The New York state comptroller decided, on Wednesday, to put a ban on placement agents for facilitating deals between investment firms (such as private equity and hedge fund firms) and public pension funds, reports Wall Street Journal (WSJ). State Attorney General Andrew Cuomo would also prohibit companies that donate to the state controller from getting pension business for two years.
The report added that there will be more provisions for transparency. Cuomo, according to a report in Daily News, is also expected to push legislation that replaces the state controller’s sole trusteeship over the pension fund with a board.
Former state senator Daniel Hevesi’s top political consultant, Hank Morris, and pension deputy David Loglisci have been indicted on charges that they steered billions in pension fund business to companies that agreed to pay kickbacks to them or to Hevesi’s political cronies.

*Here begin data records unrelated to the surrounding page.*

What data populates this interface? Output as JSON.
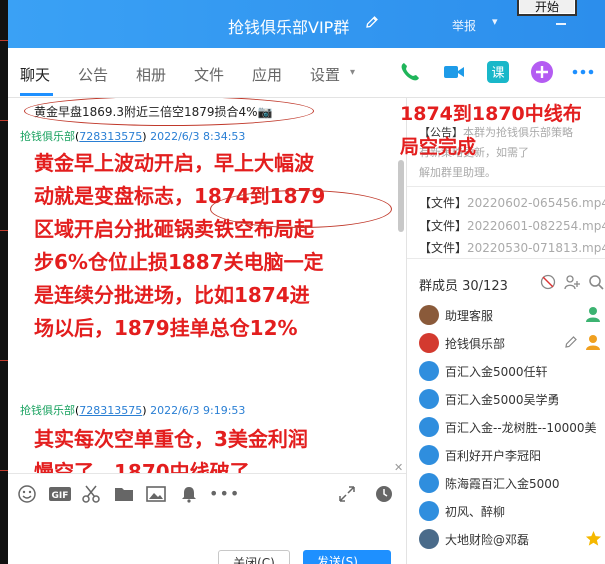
{
  "window": {
    "title": "抢钱俱乐部VIP群",
    "report_label": "举报",
    "start_button": "开始"
  },
  "tabs": [
    {
      "label": "聊天",
      "active": true
    },
    {
      "label": "公告",
      "active": false
    },
    {
      "label": "相册",
      "active": false
    },
    {
      "label": "文件",
      "active": false
    },
    {
      "label": "应用",
      "active": false
    },
    {
      "label": "设置",
      "active": false
    }
  ],
  "toolbar_icons": [
    "phone-icon",
    "video-icon",
    "course-icon",
    "add-app-icon",
    "more-icon"
  ],
  "toolbar_course_label": "课",
  "chat": {
    "pinned_message": "黄金早盘1869.3附近三倍空1879损合4%📷",
    "messages": [
      {
        "sender": "抢钱俱乐部",
        "qq": "728313575",
        "time": "2022/6/3 8:34:53",
        "lines": [
          "黄金早上波动开启，早上大幅波",
          "动就是变盘标志，1874到1879",
          "区域开启分批砸锅卖铁空布局起",
          "步6%仓位止损1887关电脑一定",
          "是连续分批进场，比如1874进",
          "场以后，1879挂单总仓12%"
        ]
      },
      {
        "sender": "抢钱俱乐部",
        "qq": "728313575",
        "time": "2022/6/3 9:19:53",
        "lines": [
          "其实每次空单重仓，3美金利润",
          "慢空了，1870中线破了"
        ]
      }
    ]
  },
  "annotation": {
    "lines": [
      "1874到1870中线布",
      "局空完成"
    ]
  },
  "notice": {
    "label": "【公告】",
    "text_1": "本群为抢钱俱乐部策略",
    "text_2": "有新策略更新，如需了",
    "text_3": "解加群里助理。"
  },
  "files": [
    {
      "label": "【文件】",
      "name": "20220602-065456.mp4"
    },
    {
      "label": "【文件】",
      "name": "20220601-082254.mp4"
    },
    {
      "label": "【文件】",
      "name": "20220530-071813.mp4"
    }
  ],
  "members": {
    "header": "群成员 30/123",
    "list": [
      {
        "name": "助理客服",
        "color": "#8a5a3a"
      },
      {
        "name": "抢钱俱乐部",
        "color": "#d33a2f"
      },
      {
        "name": "百汇入金5000任轩",
        "color": "#2f8ede"
      },
      {
        "name": "百汇入金5000吴学勇",
        "color": "#2f8ede"
      },
      {
        "name": "百汇入金--龙树胜--10000美",
        "color": "#2f8ede"
      },
      {
        "name": "百利好开户李冠阳",
        "color": "#2f8ede"
      },
      {
        "name": "陈海霞百汇入金5000",
        "color": "#2f8ede"
      },
      {
        "name": "初风、醉柳",
        "color": "#2f8ede"
      },
      {
        "name": "大地财险@邓磊",
        "color": "#4a6b8a"
      }
    ]
  },
  "buttons": {
    "close": "关闭(C)",
    "send": "发送(S)"
  }
}
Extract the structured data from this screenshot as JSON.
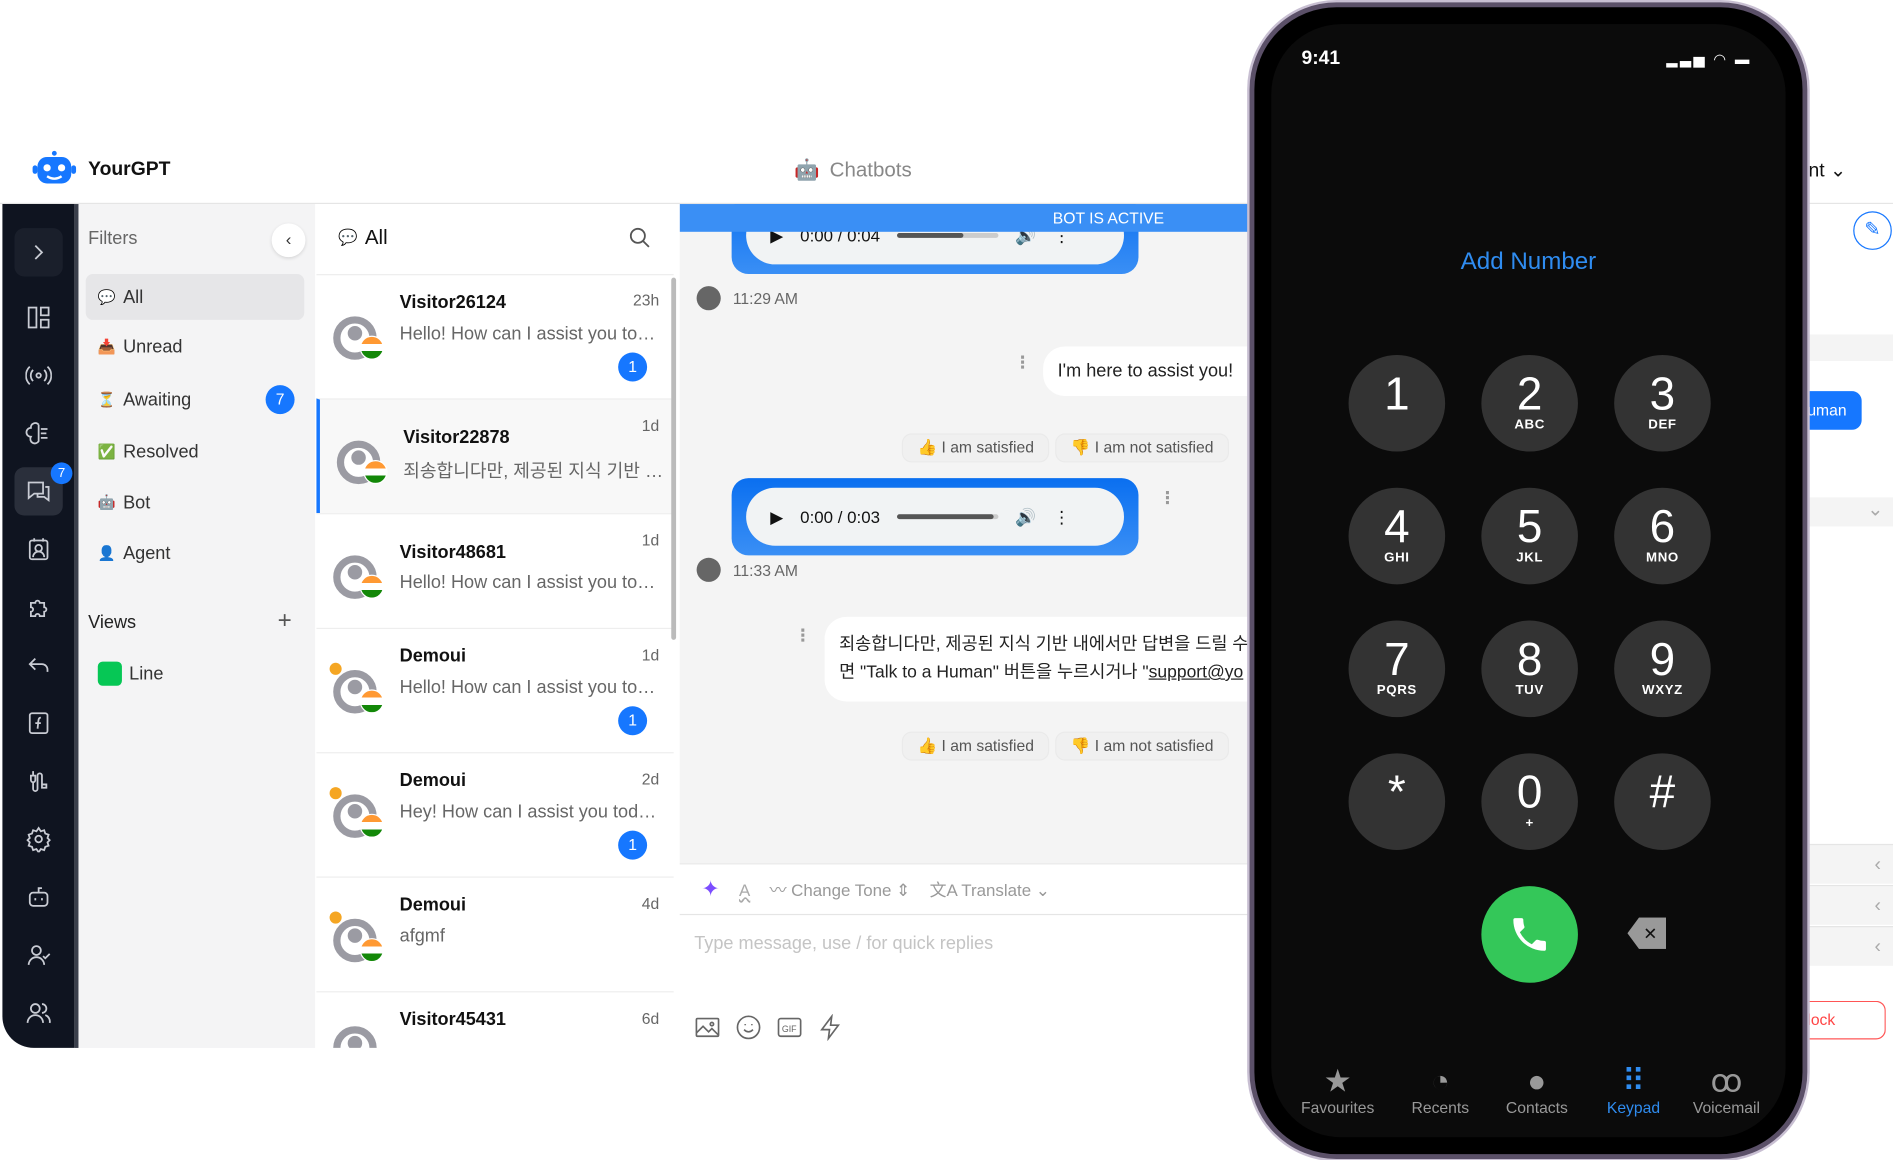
{
  "header": {
    "brand": "YourGPT",
    "center": "Chatbots",
    "right_fragment": "nt"
  },
  "rail": {
    "chat_badge": "7"
  },
  "filters": {
    "title": "Filters",
    "items": [
      {
        "label": "All",
        "icon": "speech-bubble-icon"
      },
      {
        "label": "Unread",
        "icon": "inbox-icon"
      },
      {
        "label": "Awaiting",
        "icon": "hourglass-icon",
        "badge": "7"
      },
      {
        "label": "Resolved",
        "icon": "check-icon"
      },
      {
        "label": "Bot",
        "icon": "robot-icon"
      },
      {
        "label": "Agent",
        "icon": "person-icon"
      }
    ],
    "views_title": "Views",
    "views": [
      {
        "label": "Line"
      }
    ]
  },
  "list": {
    "title": "All",
    "items": [
      {
        "name": "Visitor26124",
        "msg": "Hello! How can I assist you today?",
        "time": "23h",
        "badge": "1",
        "dot": false
      },
      {
        "name": "Visitor22878",
        "msg": "죄송합니다만, 제공된 지식 기반 내에서만",
        "time": "1d",
        "badge": "",
        "dot": false,
        "selected": true
      },
      {
        "name": "Visitor48681",
        "msg": "Hello! How can I assist you today?",
        "time": "1d",
        "badge": "",
        "dot": false
      },
      {
        "name": "Demoui",
        "msg": "Hello! How can I assist you today?",
        "time": "1d",
        "badge": "1",
        "dot": true
      },
      {
        "name": "Demoui",
        "msg": "Hey! How can I assist you today?",
        "time": "2d",
        "badge": "1",
        "dot": true
      },
      {
        "name": "Demoui",
        "msg": "afgmf",
        "time": "4d",
        "badge": "",
        "dot": true
      },
      {
        "name": "Visitor45431",
        "msg": "",
        "time": "6d",
        "badge": "",
        "dot": false
      }
    ]
  },
  "chat": {
    "status": "BOT IS ACTIVE",
    "audio1": {
      "time": "0:00 / 0:04",
      "progress": 0.65
    },
    "ts1": "11:29 AM",
    "bot_msg1": "I'm here to assist you!",
    "satisfied": "I am satisfied",
    "not_satisfied": "I am not satisfied",
    "audio2": {
      "time": "0:00 / 0:03",
      "progress": 0.95
    },
    "ts2": "11:33 AM",
    "bot_msg2_line1": "죄송합니다만, 제공된 지식 기반 내에서만 답변을 드릴 수 있",
    "bot_msg2_line2": "면 \"Talk to a Human\" 버튼을 누르시거나 \"",
    "bot_msg2_link": "support@yo"
  },
  "composer": {
    "change_tone": "Change Tone",
    "translate": "Translate",
    "placeholder": "Type message, use / for quick replies"
  },
  "right_panel": {
    "human_btn": "uman",
    "block_btn": "lock"
  },
  "phone": {
    "time": "9:41",
    "add_number": "Add Number",
    "keys": [
      {
        "d": "1",
        "l": ""
      },
      {
        "d": "2",
        "l": "ABC"
      },
      {
        "d": "3",
        "l": "DEF"
      },
      {
        "d": "4",
        "l": "GHI"
      },
      {
        "d": "5",
        "l": "JKL"
      },
      {
        "d": "6",
        "l": "MNO"
      },
      {
        "d": "7",
        "l": "PQRS"
      },
      {
        "d": "8",
        "l": "TUV"
      },
      {
        "d": "9",
        "l": "WXYZ"
      },
      {
        "d": "*",
        "l": ""
      },
      {
        "d": "0",
        "l": "+"
      },
      {
        "d": "#",
        "l": ""
      }
    ],
    "tabs": [
      {
        "label": "Favourites",
        "icon": "star-icon"
      },
      {
        "label": "Recents",
        "icon": "clock-icon"
      },
      {
        "label": "Contacts",
        "icon": "contact-icon"
      },
      {
        "label": "Keypad",
        "icon": "keypad-icon",
        "active": true
      },
      {
        "label": "Voicemail",
        "icon": "voicemail-icon"
      }
    ],
    "accent": "#2f8cf0",
    "call_color": "#34c759"
  },
  "colors": {
    "primary": "#1677ff",
    "bot_bar": "#3a8ff5",
    "rail": "#0f1420"
  }
}
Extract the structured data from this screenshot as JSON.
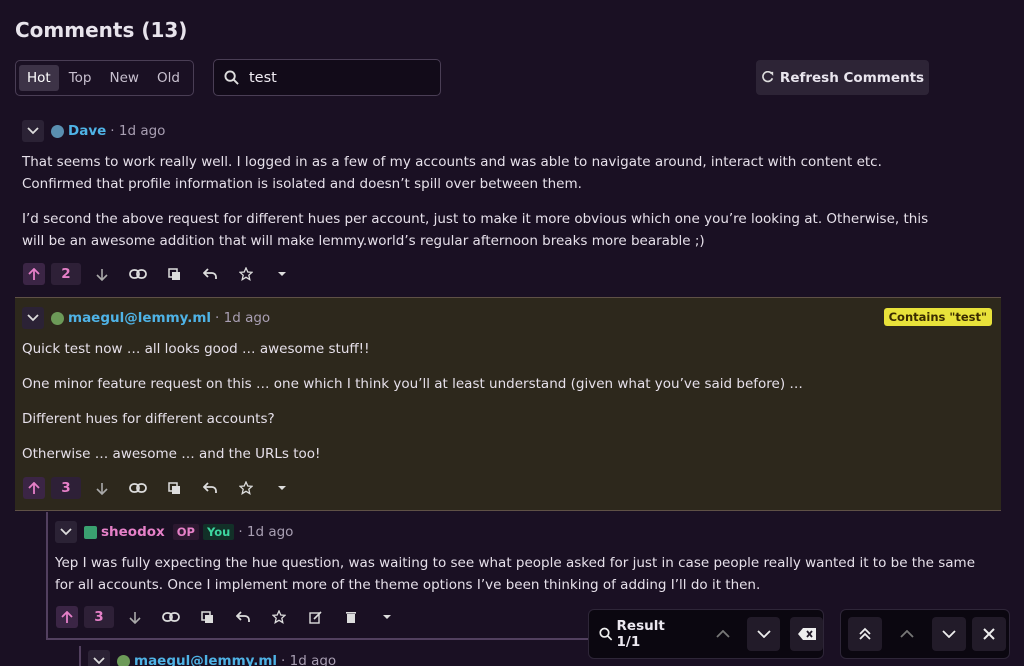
{
  "header": {
    "title": "Comments (13)"
  },
  "sort": {
    "options": [
      "Hot",
      "Top",
      "New",
      "Old"
    ],
    "active": "Hot"
  },
  "search": {
    "value": "test"
  },
  "refresh": {
    "label": "Refresh Comments"
  },
  "comments": [
    {
      "user": "Dave",
      "time": "· 1d ago",
      "score": "2",
      "paragraphs": [
        "That seems to work really well. I logged in as a few of my accounts and was able to navigate around, interact with content etc. Confirmed that profile information is isolated and doesn’t spill over between them.",
        "I’d second the above request for different hues per account, just to make it more obvious which one you’re looking at. Otherwise, this will be an awesome addition that will make lemmy.world’s regular afternoon breaks more bearable ;)"
      ]
    },
    {
      "user": "maegul@lemmy.ml",
      "time": "· 1d ago",
      "score": "3",
      "match_label": "Contains \"test\"",
      "paragraphs": [
        "Quick test now … all looks good … awesome stuff!!",
        "One minor feature request on this … one which I think you’ll at least understand (given what you’ve said before) …",
        "Different hues for different accounts?",
        "Otherwise … awesome … and the URLs too!"
      ]
    },
    {
      "user": "sheodox",
      "op_tag": "OP",
      "you_tag": "You",
      "time": "· 1d ago",
      "score": "3",
      "paragraphs": [
        "Yep I was fully expecting the hue question, was waiting to see what people asked for just in case people really wanted it to be the same for all accounts. Once I implement more of the theme options I’ve been thinking of adding I’ll do it then."
      ]
    },
    {
      "user": "maegul@lemmy.ml",
      "time": "· 1d ago"
    }
  ],
  "findbar": {
    "result": "Result 1/1"
  },
  "colors": {
    "accent": "#e680c8",
    "username": "#4fb3e6",
    "highlight_bg": "#2d281c",
    "match_badge": "#e8e23a"
  }
}
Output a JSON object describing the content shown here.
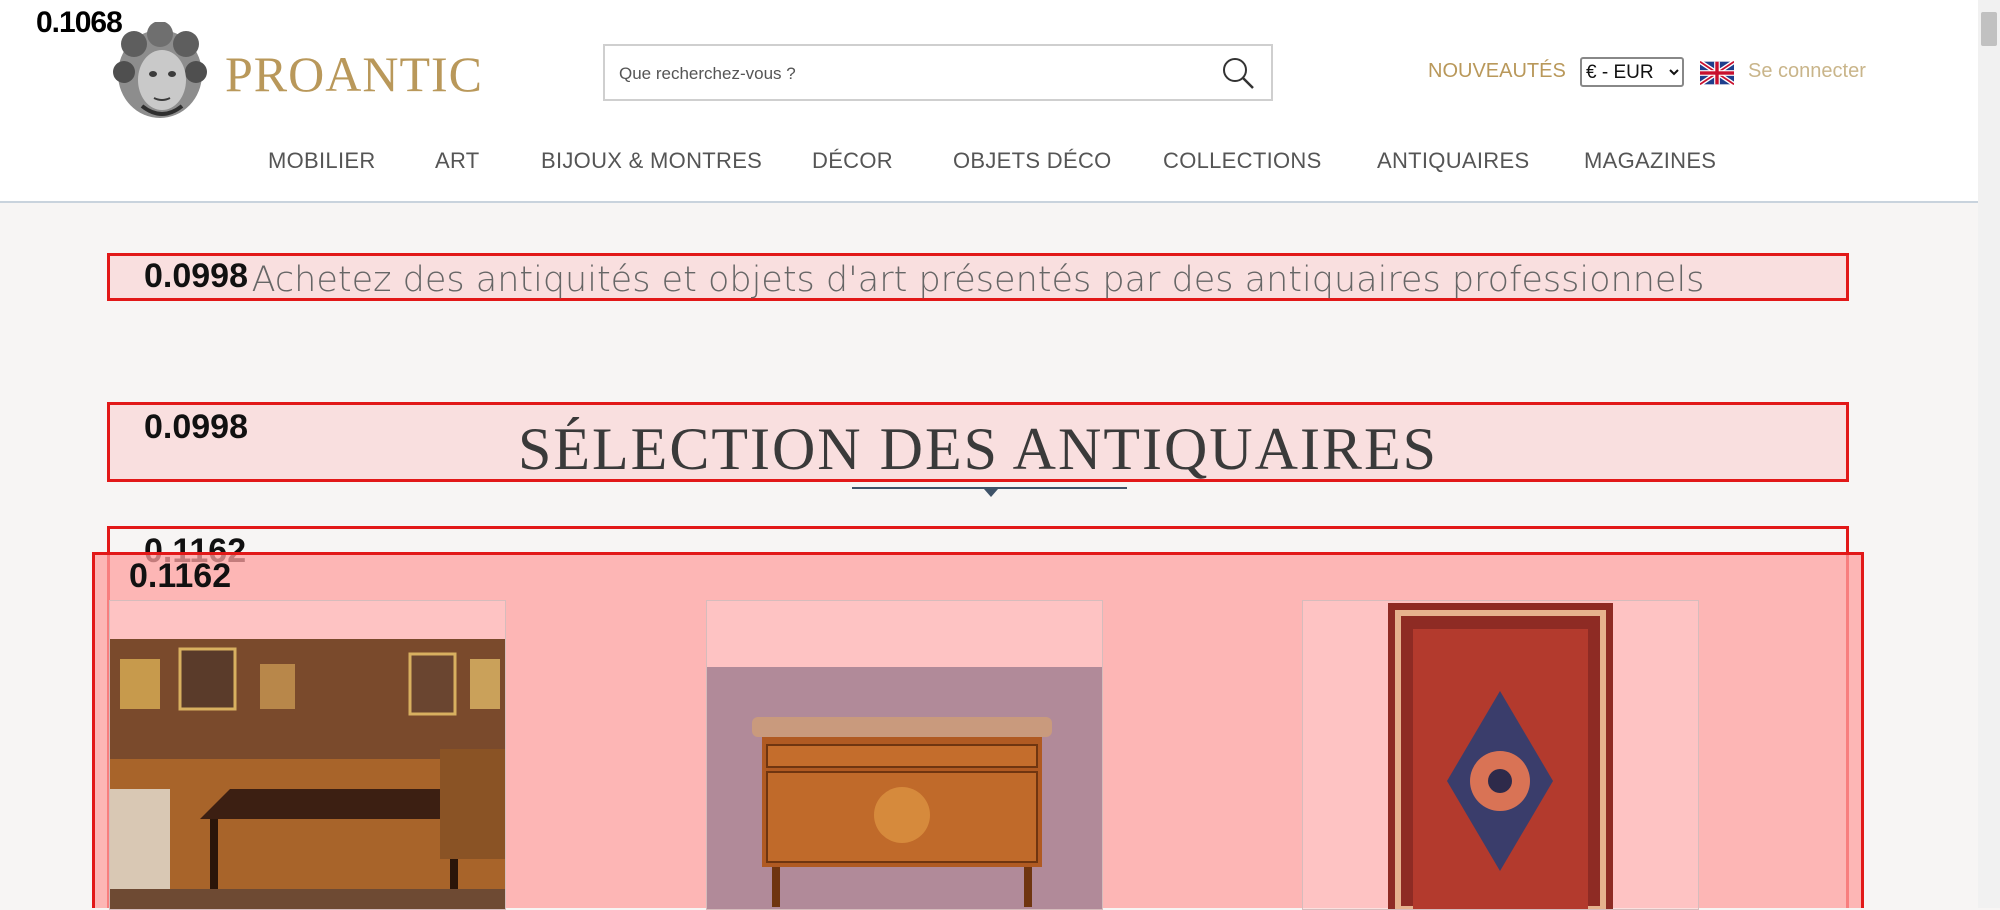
{
  "header": {
    "brand": "PROANTIC",
    "search_placeholder": "Que recherchez-vous ?",
    "new_link": "NOUVEAUTÉS",
    "currency": "€ - EUR",
    "currency_options": [
      "€ - EUR"
    ],
    "login": "Se connecter"
  },
  "nav": {
    "items": [
      "MOBILIER",
      "ART",
      "BIJOUX & MONTRES",
      "DÉCOR",
      "OBJETS DÉCO",
      "COLLECTIONS",
      "ANTIQUAIRES",
      "MAGAZINES"
    ]
  },
  "overlay": {
    "corner_label": "0.1068",
    "tagline_score": "0.0998",
    "section_score": "0.0998",
    "grid_score_outer": "0.1162",
    "grid_score_inner": "0.1162"
  },
  "content": {
    "tagline": "Achetez des antiquités et objets d'art présentés par des antiquaires professionnels",
    "section_title": "SÉLECTION DES ANTIQUAIRES"
  },
  "colors": {
    "gold": "#b9985a",
    "highlight_border": "#e21818",
    "divider": "#3e5268"
  },
  "icons": {
    "search": "search-icon",
    "flag": "uk-flag-icon",
    "logo": "medusa-head-logo"
  }
}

Financial services giants like Credit Suisse Group, Blackstone Group and Lazard Ltd., also run successful placement agent units. They perform various services for their clients such as making investor presentation, marketing materials, making introductions etc., to help investors win businesses.
The use of placement agents has increased in the past few years with the growth of hedge funds and private equity firms. Also, falling profits and the credit crunch in the market have compelled firms to raise money, which has been generating more business for the placement agents.
According to London-based research firm Preqin Ltd. , There are 150 to 200 placement agent firms globally serving the private-equity industry.